A qualidade da maçã Fuji produzida na região de São Joaquim alcançou reconhecimento nacional e garantiu ao município o título de Capital Brasileira da Maçã. Atualmente, a região possui o maior número de produtores e responde por dois terços da produção nacional desta cultivar, apresentando também a maior produtividade do Brasil.
A altitude acima de 1.100 metros e o clima também garantem uma qualidade diferenciada para a maçã Fuji produzida na região de São Joaquim. Os processos de brotação e florescimento são induzidos pela ocorrência de pelo menos 700 horas de temperaturas abaixo de 7,2°C no inverno.

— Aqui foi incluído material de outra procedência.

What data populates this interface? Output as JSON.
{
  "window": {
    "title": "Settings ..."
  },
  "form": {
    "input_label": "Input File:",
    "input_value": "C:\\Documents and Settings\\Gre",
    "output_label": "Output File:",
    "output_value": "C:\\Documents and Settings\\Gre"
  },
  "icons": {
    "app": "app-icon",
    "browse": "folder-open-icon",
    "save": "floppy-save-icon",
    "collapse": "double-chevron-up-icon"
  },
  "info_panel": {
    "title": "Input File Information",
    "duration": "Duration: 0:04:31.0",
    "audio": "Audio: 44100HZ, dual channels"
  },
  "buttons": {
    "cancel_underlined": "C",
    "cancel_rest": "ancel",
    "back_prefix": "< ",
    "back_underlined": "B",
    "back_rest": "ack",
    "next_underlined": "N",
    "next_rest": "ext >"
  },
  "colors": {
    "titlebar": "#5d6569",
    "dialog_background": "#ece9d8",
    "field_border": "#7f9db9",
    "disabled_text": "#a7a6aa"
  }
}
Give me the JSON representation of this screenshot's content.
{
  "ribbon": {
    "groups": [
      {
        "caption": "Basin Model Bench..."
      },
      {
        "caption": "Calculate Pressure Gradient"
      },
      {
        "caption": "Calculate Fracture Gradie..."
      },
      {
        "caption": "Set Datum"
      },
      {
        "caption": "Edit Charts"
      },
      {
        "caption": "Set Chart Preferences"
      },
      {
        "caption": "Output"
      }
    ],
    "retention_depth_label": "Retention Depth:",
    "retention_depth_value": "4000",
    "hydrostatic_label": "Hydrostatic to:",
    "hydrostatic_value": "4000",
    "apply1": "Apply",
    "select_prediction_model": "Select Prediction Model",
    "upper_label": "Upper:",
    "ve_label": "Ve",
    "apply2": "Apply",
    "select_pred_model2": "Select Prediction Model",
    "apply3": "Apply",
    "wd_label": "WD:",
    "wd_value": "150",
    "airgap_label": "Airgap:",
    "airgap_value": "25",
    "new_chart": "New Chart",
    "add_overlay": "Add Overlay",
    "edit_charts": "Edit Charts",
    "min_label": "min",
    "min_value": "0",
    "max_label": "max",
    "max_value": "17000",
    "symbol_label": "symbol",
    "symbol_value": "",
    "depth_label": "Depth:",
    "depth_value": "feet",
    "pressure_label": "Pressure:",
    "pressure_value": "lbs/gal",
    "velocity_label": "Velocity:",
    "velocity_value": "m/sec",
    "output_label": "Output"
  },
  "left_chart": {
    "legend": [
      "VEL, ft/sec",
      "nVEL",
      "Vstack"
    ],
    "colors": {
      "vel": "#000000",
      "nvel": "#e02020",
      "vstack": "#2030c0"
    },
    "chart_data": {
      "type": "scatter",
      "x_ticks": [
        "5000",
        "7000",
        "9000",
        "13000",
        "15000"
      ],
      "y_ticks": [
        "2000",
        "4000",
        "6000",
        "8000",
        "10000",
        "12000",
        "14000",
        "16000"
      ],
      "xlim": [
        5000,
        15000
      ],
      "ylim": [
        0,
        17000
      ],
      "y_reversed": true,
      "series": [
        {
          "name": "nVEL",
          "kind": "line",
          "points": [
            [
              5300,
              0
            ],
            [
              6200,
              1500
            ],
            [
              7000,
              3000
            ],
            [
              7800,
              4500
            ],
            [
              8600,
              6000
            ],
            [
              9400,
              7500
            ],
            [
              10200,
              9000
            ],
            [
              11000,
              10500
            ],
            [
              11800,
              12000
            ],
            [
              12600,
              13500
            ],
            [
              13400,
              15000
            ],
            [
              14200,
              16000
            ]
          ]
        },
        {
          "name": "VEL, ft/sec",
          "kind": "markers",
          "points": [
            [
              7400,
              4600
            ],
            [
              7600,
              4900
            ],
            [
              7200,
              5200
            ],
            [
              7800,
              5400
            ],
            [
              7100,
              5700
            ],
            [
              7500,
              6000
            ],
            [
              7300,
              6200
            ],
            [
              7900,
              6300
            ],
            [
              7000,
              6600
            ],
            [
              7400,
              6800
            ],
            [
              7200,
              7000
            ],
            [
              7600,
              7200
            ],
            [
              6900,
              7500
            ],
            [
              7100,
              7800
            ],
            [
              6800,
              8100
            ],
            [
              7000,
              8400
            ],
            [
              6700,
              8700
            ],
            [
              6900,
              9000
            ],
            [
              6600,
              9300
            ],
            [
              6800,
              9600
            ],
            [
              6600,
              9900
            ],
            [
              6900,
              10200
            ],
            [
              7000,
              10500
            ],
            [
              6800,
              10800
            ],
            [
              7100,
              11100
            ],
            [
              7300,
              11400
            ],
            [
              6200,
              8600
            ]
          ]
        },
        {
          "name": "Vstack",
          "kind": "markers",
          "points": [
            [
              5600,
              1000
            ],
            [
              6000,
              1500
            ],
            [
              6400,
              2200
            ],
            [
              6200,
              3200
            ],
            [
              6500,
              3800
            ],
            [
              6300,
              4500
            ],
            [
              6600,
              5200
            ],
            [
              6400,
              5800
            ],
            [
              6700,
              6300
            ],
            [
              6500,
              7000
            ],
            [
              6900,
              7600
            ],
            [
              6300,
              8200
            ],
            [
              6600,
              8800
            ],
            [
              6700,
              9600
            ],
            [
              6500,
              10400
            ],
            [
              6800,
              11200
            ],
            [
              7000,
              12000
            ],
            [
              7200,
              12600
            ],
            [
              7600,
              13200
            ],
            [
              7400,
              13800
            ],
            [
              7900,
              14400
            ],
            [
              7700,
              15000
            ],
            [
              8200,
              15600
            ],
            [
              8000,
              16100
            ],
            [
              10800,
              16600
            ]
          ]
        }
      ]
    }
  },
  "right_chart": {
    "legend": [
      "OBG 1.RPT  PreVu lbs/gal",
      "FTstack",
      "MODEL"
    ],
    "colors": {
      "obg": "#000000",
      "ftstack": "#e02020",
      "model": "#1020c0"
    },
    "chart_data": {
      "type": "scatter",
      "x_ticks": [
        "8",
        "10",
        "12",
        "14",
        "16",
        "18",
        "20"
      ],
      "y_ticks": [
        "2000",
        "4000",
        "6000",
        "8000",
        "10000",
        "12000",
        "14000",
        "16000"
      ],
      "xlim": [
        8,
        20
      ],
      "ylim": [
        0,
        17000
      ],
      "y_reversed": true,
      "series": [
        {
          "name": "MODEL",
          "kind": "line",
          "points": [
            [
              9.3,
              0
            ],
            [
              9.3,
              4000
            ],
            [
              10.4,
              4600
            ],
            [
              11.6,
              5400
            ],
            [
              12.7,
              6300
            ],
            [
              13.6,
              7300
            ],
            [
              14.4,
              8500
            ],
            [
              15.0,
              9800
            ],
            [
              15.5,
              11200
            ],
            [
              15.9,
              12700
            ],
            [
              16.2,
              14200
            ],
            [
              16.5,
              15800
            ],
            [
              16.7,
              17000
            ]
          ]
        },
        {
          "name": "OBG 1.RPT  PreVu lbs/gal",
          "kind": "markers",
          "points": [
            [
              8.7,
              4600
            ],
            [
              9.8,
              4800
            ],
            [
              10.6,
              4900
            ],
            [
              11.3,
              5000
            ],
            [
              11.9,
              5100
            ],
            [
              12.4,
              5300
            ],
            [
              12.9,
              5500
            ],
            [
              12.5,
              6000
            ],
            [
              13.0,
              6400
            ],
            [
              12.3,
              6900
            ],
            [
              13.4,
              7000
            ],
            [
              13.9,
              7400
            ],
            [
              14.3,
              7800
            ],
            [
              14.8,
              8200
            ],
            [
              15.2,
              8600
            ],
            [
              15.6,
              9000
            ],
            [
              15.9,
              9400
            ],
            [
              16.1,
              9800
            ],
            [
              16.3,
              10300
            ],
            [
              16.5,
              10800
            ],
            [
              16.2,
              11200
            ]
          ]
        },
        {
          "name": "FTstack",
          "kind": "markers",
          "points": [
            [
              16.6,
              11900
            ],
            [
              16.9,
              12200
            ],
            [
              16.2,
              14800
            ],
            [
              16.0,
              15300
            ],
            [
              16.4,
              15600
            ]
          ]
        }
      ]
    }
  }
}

Os frutos cultivados na região apresentam maior tamanho e peso, graças a um ciclo vegetativo mais longo – floração antecipada e colheita tardia. A coloração vermelha mais intensa da casca está associada à ocorrência de noites frias nas semanas que antecedem a colheita, amplitude térmica suficiente para a síntese da antocianina. As maçãs Fuji da região também são consideradas mais crocantes e suculentas que as produzidas em outras localidades.